Foord worked in a commercial business from 1861 to 1871, during which time he built a reputation for his natural history illustrations. He travelled to Montreal in late 1871, with letters of introduction to the first director of the Geological Survey of Canada, Sir William Edmond Logan, Alfred Richard Cecil Selwyn, and to John William Dawson. In early 1872, the Geological Survey of Canada appointed Foord as a natural history artist, a position he held until 1883. During this time he was heavily influenced by Elkanah Billings, Joseph Frederick Whiteaves, and Henry Alleyne Nicholson. Though he worked primarily as an artist, he also gained experience of field collecting and of museum curation. From 1875 to 1876 he took courses in zoology and paleontology at McGill University under Dawson.

In 1883, he was appointed assistant paleontologist when the survey moved to Ottawa. He resigned this post in the summer of 1883, and returned to London. He worked as a volunteer at the British Museum (Natural History) and took up private study of geology with Thomas Rupert Jones and practical zoology and comparative anatomy with George Bond Howes and T. Johnson.
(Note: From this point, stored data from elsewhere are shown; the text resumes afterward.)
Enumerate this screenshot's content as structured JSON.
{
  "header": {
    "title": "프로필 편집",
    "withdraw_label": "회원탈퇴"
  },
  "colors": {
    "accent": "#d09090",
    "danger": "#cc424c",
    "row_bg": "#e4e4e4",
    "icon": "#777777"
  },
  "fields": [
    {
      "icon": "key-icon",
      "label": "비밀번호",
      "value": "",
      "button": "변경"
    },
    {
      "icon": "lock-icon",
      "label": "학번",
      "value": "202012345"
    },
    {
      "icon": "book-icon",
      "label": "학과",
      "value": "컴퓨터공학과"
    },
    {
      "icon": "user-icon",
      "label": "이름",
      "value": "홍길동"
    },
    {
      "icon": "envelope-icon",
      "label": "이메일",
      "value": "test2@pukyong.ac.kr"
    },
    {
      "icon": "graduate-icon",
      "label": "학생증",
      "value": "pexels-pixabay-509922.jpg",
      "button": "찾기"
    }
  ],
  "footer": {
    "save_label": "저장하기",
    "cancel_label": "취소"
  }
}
His first publication was "Contribution to the micro-paleontology of the Cambro-Silurian rocks of Canada" in 1883, which was followed by 5 papers on fossil corals in the Annals and Magazine of Natural History between 1884 and 1886, while in collaboration with Robert Etheridge junior and Henry A. Nicholson.

Foord was given the responsibility of preparing the Catalogue of the Fossil Cephalopoda in the British Museum (Natural History) in 1886, seeing the first two volumes published in 1888 and 1891, and a third with George Charles Crick published in 1897. As part of this work, he studied type material in Munich and Brussels. He also published a number of papers and reviews on nautiloids in the Geological Magazine at this time. He was made a fellow of the Geological Society of London, and was awarded half of the Lyell geological fund in 1888 for his work.

He moved to Dublin in 1891 when he was appointed librarian and editor of scientific publications of the Royal Dublin Society, a position he held until his retirement in 1920. He worked on the cephalopod material in the Geological Survey of Ireland collections and the National Museum of Ireland, and gathered a large personal collection. In 1896, he was awarded a doctorate from the Ludwig-Maximilians-Universität München having submitted a thesis to Karl Alfred von Zittel. He later published the thesis as a 5 volume monograph with the Palaeontographical Society, Carboniferous Cephalopoda of Ireland (1897–1903). With his wife he translated work from by Edmund von Mojsisovics on Himalayan fossils from German.